EU und Afrikanische Union lehnen Tuareg-Staat strikt ab. Sie fürchten Nachahmungseffekte in Malis Nachbarschaft. Doch die Rebellen sind in einer guten Verhandlungsposition - dank der Waffen aus Gaddafis Arsenalen.
Seit fünf Jahrzehnten kämpfen sie um einen eigenen Staat. Nun wurde der Traum der Tuareg wahr. Billal Ag Acherif, der Generalsekretär der Nationalen Befreiungsbewegung (MNLA), rief am Freitag den unabhängigen Staat „Azawad“ aus und forderte „die gesamte internationale Gemeinschaft auf, im Geist von Gerechtigkeit und Frieden“ ihn anzuerkennen. Die Europäische und die Afrikanische Union lehnten umgehend ab.
„Azawad“ ist der Tuareg-Name für die Region nördlich der Stadt Timbuktu und umfasst zwei weitere Regionen, die von Kidal und Gao. Ein Wüstengebiet, so groß wie Frankreich. Der Nomadenstamm der Tuareg kämpfte seit Malis Unabhängigkeit von Frankreich im Jahr 1960 für einen unabhängigen Staat im Norden des Landes. 1990, 1991 und zuletzt 2006 war es zu Aufständen gegen die Zentralregierung in der Hauptstadt Bamako gekommen.
Am 17. Jänner starteten die Tuareg erneut eine Offensive und brauchten dieses Mal nur drei Monate, um ihr Azawad zu erobern. Früher kämpften sie mit alten Kalaschnikows und ausgedienten Granatwerfen. Heute verfügen sie über „Panzer- und Luftabwehrwaffen“, versicherte Malis Außenminister Soumeylou Boubèye Maïga. „Und robuste, schwere Maschinengewehre“, so Oberstleutnant Diarran Kone vom Verteidigungsministerium, auf Pick-ups montiert, wie man das aus Libyen kennt. Bis zu 4000 bewaffnete Kämpfer sollen nach dem Sturz Muammar al-Gaddafis nach Mali zurückgekommen sein.

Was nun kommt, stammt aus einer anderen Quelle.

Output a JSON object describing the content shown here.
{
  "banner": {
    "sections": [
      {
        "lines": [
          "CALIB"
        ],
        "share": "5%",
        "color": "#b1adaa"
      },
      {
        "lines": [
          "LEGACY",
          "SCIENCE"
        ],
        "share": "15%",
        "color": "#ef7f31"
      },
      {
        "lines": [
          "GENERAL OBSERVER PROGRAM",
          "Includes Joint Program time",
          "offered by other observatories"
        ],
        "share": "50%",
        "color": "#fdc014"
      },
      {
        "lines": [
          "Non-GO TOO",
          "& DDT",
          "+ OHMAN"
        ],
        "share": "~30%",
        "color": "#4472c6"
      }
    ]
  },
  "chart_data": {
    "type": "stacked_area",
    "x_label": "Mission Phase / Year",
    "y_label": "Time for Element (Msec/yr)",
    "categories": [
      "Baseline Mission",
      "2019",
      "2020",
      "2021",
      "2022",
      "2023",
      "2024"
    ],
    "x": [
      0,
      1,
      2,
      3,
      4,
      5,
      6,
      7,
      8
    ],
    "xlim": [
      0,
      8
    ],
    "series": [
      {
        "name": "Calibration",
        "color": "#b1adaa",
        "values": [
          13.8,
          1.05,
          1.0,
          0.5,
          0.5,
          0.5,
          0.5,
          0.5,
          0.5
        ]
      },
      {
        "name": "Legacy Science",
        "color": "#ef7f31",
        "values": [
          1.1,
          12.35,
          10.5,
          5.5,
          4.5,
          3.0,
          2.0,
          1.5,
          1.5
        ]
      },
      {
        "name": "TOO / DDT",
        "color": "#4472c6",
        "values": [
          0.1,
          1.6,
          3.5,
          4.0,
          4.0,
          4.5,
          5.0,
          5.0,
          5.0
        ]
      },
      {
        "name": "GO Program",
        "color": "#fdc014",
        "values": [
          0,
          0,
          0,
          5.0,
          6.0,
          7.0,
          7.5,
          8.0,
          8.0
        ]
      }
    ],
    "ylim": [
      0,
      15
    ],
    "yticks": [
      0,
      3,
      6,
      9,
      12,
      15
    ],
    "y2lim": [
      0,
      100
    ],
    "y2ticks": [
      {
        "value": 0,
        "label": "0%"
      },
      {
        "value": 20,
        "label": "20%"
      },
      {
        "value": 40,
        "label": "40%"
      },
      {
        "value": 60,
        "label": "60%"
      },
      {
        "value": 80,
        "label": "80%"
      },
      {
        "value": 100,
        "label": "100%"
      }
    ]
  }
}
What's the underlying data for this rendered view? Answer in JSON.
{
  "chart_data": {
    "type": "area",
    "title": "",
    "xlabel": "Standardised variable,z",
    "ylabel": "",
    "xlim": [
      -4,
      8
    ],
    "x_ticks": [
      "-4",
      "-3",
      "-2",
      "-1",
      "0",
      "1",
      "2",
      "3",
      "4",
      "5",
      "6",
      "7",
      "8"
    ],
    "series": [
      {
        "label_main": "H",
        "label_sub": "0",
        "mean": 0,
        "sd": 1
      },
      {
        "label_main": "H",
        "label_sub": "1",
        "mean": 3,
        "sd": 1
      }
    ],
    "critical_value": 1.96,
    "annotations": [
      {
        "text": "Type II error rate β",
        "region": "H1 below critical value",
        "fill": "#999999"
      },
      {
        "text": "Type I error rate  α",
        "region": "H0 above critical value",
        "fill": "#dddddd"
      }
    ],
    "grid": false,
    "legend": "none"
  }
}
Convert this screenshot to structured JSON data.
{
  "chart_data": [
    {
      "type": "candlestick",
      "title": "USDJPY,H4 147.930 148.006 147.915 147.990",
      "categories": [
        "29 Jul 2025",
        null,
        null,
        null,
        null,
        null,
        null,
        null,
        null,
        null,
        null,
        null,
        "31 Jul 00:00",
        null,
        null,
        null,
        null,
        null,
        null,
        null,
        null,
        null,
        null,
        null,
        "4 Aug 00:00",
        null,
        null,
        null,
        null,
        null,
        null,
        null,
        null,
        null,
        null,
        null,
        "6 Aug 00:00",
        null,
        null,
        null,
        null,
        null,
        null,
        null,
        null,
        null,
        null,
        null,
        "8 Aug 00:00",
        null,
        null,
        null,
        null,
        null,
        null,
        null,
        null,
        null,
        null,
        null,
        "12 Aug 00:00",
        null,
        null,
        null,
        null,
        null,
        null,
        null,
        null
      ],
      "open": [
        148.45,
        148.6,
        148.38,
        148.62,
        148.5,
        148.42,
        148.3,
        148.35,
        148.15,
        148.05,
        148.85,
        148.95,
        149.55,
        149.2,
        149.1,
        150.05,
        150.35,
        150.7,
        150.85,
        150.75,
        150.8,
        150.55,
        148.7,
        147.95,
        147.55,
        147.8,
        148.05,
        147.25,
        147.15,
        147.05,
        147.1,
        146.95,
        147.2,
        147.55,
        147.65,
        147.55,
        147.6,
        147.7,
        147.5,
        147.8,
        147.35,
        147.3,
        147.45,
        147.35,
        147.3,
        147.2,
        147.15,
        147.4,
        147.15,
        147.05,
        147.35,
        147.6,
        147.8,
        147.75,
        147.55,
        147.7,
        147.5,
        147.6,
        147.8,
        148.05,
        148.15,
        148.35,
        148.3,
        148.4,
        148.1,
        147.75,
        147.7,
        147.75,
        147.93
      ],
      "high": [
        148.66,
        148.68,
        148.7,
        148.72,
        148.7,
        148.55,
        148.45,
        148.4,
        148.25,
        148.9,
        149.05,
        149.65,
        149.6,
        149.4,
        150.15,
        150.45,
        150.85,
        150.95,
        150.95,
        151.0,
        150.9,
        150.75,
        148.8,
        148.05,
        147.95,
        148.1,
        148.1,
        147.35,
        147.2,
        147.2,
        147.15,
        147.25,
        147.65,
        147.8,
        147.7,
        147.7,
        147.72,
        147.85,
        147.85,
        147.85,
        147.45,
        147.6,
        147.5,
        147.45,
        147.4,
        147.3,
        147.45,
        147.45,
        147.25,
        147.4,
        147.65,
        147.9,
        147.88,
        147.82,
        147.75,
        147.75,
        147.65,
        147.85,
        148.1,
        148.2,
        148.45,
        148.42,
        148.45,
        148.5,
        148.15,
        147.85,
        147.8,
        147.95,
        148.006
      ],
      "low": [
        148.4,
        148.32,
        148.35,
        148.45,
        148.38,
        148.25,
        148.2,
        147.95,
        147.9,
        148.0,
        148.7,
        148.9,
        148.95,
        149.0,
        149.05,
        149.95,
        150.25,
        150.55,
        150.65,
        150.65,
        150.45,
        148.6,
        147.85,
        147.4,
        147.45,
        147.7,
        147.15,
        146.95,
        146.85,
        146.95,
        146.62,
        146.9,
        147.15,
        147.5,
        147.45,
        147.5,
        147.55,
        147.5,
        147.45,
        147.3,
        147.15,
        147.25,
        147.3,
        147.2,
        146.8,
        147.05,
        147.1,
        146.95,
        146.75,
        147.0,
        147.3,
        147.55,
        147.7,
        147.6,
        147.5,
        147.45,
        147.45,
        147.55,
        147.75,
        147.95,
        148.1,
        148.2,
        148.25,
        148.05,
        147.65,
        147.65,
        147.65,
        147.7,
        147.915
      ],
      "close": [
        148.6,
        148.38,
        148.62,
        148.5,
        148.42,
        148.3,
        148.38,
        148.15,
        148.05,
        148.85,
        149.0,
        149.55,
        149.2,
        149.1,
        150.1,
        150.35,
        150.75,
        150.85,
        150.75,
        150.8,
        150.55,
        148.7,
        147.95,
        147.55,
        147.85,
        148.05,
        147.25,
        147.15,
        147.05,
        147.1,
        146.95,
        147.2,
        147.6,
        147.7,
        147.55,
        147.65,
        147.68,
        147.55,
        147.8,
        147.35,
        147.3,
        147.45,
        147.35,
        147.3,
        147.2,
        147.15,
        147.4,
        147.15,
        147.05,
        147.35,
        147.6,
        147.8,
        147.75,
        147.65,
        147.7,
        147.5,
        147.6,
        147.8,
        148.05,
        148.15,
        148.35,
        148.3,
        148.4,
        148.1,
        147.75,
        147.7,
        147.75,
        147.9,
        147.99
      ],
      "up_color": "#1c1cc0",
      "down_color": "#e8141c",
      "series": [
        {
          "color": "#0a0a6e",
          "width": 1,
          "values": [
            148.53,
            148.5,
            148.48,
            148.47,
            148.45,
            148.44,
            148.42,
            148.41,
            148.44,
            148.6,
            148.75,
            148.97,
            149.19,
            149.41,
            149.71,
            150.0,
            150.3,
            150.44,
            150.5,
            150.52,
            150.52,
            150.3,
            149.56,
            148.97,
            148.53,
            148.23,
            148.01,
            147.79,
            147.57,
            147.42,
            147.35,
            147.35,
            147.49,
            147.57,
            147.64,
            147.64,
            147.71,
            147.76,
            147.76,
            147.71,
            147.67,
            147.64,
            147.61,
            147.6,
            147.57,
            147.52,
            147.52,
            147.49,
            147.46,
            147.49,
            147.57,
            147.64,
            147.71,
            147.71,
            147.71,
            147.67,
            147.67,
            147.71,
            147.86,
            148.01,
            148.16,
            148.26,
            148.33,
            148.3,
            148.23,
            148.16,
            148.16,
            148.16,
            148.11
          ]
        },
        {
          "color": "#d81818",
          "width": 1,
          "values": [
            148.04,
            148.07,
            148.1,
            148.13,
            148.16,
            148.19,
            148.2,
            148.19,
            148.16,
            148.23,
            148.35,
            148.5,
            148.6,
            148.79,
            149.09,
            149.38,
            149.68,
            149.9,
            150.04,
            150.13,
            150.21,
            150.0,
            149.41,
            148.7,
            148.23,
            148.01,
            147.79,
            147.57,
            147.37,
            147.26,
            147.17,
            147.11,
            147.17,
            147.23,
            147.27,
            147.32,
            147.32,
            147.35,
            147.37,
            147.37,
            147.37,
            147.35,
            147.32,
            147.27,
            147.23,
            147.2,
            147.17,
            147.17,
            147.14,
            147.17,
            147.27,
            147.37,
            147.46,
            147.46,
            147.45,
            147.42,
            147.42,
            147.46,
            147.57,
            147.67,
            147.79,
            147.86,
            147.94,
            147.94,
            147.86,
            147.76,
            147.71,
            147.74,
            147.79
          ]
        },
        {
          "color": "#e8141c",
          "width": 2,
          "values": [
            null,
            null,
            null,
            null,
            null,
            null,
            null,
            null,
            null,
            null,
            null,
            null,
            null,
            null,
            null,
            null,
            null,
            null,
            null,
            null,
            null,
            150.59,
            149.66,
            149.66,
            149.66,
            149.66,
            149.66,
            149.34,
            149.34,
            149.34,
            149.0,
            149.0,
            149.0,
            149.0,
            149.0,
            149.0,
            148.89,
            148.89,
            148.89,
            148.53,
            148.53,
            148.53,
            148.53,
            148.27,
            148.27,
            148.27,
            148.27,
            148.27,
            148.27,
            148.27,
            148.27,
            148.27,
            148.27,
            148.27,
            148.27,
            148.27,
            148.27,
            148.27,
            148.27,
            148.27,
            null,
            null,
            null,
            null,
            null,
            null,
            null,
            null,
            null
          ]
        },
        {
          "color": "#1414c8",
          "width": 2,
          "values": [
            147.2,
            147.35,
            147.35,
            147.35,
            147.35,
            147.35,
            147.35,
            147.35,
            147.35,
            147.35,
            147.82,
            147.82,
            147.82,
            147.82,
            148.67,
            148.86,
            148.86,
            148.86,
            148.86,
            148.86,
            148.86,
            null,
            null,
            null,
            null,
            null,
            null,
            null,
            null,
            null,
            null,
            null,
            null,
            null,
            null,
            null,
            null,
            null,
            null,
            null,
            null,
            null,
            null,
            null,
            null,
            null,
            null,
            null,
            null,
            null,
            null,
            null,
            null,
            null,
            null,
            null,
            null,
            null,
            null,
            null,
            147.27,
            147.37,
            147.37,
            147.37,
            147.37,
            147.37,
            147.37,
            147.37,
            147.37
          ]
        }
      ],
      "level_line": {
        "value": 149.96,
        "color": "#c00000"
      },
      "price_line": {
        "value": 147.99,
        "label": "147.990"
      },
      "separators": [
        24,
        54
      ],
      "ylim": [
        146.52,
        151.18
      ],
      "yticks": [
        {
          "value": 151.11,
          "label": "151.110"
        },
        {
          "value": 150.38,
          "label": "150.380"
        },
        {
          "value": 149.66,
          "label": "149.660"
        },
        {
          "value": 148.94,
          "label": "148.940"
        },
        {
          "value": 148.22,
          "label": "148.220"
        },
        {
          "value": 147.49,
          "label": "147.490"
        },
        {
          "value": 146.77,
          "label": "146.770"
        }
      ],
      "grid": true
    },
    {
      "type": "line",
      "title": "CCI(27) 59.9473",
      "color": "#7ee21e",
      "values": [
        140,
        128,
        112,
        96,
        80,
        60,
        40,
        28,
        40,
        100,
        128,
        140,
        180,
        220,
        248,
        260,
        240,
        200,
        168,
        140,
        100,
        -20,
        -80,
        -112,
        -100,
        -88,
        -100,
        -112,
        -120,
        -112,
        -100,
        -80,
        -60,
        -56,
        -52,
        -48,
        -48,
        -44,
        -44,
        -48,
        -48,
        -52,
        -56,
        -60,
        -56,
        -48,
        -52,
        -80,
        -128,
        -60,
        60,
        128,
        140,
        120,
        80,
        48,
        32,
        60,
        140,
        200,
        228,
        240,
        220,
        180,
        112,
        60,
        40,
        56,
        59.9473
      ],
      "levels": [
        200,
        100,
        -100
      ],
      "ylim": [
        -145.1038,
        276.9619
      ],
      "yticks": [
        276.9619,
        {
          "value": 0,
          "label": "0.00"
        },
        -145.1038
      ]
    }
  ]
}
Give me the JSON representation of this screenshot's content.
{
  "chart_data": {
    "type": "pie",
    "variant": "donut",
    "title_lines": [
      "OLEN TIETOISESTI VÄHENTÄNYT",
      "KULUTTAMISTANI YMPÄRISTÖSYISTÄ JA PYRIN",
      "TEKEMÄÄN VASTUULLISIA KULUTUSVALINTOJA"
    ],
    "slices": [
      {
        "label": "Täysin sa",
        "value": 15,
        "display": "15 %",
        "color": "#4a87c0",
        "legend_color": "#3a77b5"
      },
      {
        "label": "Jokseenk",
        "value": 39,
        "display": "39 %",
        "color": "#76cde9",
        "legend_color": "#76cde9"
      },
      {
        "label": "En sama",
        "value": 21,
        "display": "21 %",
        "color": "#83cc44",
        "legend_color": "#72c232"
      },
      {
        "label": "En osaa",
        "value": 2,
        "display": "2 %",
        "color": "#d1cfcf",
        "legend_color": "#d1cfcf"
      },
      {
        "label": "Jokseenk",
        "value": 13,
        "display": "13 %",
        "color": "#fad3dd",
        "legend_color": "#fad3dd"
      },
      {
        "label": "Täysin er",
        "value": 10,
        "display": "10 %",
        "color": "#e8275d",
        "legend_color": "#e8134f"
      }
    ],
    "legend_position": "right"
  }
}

Die Tuareg hatten in der libyschen Armee gedient und meist Eliteeinheiten formiert. Auf ihrem Rückweg haben sie sich umfassend in den Waffenlagern des Ex-Diktators bedient. So sollen sie auch im Besitz von Flugabwehrraketen sein, mit denen man Kampfhubschrauber oder auch Jets abschießen kann.
Malische Armee überfordert
Die malische Armee war völlig überfordert. 1000 Soldaten sollen bei den Kämpfen mit den Tuareg ums Leben gekommen sein. Das Militär fühlte sich verheizt und putschte am 22. März gegen Präsident Amadou Toumani Toure. Ein Putsch, mit der die Militärjunta Sanktionen der Ökonomischen Gemeinschaft Westafrikanischer Staaten (Ecowas) provozierte. Der Wirtschaftsbund von 15 Mitgliedsländern erließ eine Handelsblockade Malis, stoppte alle Kredite, fror Regierungskonten ein und isolierte das Land diplomatisch. Die Tuareg nutzten das Chaos, konnten innerhalb von nur 72 Stunden bis Timbuktu vorrücken und ihren eigenen Staat ausrufen. Ecowas verhandelt mittlerweile mit den Putschisten in Bamako.
Ansprechpartner ist Hauptmann Amadou Haya Sanogo, der Führer der Militärjunta. Gerade Nachbarländer wie Burkina Faso, Niger oder Algerien sind an stabilen Verhältnissen interessiert. In Mali leben etwa eine Million Tuareg, in den angrenzenden Staaten zwei Millionen. Entsprechend groß sind die Befürchtungen, die Rebellion der Tuareg und die separatistischen Tendenzen könnten sich ausweiten. Der algerische Premier Ahmed Ouyahia hat bereits deutlich gemacht, man werde „nie akzeptieren, dass die territoriale Integrität Malis infrage gestellt wird“.
Aber eine militärische Lösung sei nicht möglich, so hielt zumindest Alain Juppé, der französische Außenminister, fest. Die Tuareg sind in einer guten Verhandlungsposition. Dank der Waffen aus den Arsenalen Gaddafis.